Üçüncü kritik nokta: Tüm yetişkin geliştiricilerin (yılda 80 dolara mal oluyor) bir başvuruda bulunabildiği ve orada gerçekleşen çılgın rekabete katılabildiği AppStore'un aksine, Apple kitaplığına bir e-kitap getirip satmak, bunu yapan herkes için büyük bir baş belasıydı. çok sıfır cirolu bir yayıncı değildi. Orta-büyük, orta ve küçük yayıncıların yanı sıra bağımsız yazarların, sözde kayıtlı bir toplayıcı olan bir aracıdan geçmesi gerekiyordu (iBookstore piyasaya sürüldüğünde sadece dört tane vardı). İkincisi, e-kitabı Apple'a gönderdi, bu da onu yalnızca teknik bir incelemeye tabi tutmadı ve son olarak, mağazada sona ererse, satış verilerini ve gelen ürün gelirlerini toplayan toplayıcıydı, her ikisi de ertelendi.
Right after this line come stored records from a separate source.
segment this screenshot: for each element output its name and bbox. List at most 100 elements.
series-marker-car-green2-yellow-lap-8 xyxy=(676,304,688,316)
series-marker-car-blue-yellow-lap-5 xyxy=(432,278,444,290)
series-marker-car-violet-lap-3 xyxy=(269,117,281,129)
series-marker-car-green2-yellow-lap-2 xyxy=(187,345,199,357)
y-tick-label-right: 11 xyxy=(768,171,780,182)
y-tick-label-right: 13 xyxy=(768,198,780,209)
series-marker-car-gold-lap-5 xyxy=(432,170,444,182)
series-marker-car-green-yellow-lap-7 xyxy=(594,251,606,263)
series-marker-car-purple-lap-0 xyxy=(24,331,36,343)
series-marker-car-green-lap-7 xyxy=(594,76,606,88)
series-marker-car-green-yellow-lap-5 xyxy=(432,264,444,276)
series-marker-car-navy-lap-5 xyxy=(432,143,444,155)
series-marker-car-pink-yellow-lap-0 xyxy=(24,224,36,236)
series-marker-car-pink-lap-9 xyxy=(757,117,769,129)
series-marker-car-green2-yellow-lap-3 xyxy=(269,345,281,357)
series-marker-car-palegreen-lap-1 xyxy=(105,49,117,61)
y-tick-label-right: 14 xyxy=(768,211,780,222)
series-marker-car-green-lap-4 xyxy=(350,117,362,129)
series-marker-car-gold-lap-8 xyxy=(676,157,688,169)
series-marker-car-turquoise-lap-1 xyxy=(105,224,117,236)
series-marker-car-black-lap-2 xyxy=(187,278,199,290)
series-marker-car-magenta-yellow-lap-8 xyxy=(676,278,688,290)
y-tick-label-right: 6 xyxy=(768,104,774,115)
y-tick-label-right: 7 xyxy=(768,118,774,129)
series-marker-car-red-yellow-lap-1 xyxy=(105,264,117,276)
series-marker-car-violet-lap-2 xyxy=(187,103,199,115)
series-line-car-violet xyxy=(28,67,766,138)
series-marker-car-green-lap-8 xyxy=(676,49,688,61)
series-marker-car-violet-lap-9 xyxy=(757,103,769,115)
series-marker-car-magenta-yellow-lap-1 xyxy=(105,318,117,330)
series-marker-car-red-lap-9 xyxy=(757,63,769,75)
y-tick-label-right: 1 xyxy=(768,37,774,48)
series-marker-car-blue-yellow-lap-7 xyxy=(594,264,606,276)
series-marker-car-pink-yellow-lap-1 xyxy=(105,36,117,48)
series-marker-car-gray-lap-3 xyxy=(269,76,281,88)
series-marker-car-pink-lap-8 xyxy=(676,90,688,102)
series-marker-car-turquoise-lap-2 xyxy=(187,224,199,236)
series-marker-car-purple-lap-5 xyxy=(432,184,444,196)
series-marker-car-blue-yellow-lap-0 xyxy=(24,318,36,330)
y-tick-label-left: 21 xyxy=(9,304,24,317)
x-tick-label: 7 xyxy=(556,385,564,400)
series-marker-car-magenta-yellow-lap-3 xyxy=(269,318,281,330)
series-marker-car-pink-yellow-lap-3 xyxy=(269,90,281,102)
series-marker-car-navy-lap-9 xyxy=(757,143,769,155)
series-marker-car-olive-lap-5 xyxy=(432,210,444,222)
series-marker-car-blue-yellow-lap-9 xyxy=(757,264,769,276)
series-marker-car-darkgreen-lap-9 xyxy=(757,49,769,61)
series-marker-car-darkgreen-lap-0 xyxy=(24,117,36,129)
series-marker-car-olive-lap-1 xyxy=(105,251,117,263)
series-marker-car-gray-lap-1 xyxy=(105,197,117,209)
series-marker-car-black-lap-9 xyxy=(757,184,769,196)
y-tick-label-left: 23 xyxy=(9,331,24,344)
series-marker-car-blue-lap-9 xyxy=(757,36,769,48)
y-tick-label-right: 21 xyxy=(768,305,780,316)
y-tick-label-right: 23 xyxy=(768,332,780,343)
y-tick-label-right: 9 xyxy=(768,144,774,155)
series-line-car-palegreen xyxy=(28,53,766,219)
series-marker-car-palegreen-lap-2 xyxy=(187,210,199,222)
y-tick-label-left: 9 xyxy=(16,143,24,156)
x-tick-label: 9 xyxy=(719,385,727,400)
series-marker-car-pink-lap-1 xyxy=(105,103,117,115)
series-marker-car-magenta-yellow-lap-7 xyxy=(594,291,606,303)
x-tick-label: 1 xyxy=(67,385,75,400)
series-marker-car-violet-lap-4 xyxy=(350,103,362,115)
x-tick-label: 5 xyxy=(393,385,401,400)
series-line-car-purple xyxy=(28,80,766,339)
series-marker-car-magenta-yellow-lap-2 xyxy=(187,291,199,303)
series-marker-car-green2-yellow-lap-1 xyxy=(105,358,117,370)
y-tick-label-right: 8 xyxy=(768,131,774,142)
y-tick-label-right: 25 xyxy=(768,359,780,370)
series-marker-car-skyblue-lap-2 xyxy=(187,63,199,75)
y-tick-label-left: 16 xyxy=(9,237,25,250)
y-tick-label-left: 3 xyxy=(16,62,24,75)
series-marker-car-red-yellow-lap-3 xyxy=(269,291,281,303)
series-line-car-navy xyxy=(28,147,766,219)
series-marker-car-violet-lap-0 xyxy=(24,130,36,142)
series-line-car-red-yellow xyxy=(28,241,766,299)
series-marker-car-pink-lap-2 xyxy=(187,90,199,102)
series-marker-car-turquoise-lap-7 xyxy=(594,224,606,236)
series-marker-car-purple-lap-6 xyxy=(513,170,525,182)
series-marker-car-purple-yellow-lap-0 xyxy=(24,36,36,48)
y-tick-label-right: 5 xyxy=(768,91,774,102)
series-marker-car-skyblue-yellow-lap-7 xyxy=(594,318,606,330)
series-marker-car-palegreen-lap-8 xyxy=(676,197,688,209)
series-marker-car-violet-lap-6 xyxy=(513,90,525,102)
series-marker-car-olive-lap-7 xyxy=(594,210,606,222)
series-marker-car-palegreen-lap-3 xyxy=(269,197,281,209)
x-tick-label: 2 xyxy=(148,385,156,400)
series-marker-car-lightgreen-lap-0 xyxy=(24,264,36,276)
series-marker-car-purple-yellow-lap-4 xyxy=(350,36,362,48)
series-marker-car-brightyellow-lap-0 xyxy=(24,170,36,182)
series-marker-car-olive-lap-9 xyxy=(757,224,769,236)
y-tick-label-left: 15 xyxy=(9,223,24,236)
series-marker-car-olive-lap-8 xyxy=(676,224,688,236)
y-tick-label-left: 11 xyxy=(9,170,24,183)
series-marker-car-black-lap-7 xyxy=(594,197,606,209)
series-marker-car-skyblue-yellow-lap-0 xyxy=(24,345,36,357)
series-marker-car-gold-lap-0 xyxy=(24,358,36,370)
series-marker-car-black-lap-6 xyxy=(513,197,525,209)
Yayımcı. İkincisi, piyasa tepkileri ile gerekli pazarlama eylemleri arasındaki bir gecikmeyi doğrulamak gibi talihsiz bir durumdaydı. Ayrıca, aracılık maliyetinin Apple hizmetinin maliyetine eklenmesi gerekiyordu. Bizans usulü, rahatsız edici ve gereksiz yere karmaşık bir mekanizma, Amazon herkesi ayrım yapmadan aldığında, KGB ile karıştırılabilecek sönük KDP adıyla programı için çevrimiçi bir başvuru formu doldurmak için beş dakika harcamak yeterliydi. iBookstore sadece zenginler ve ünlüler için bir kulübe benziyordu. Bu yüzden?

Sabır! Apple bizi eksantrik seçimlere ve yaptığı işe güvenmeye alıştırmıştı ki bu, o sırada hangisi olduğunu tahmin edemeseniz bile genellikle mantıklıydı. Yani kimse bu kritik konulara dikkat etmedi.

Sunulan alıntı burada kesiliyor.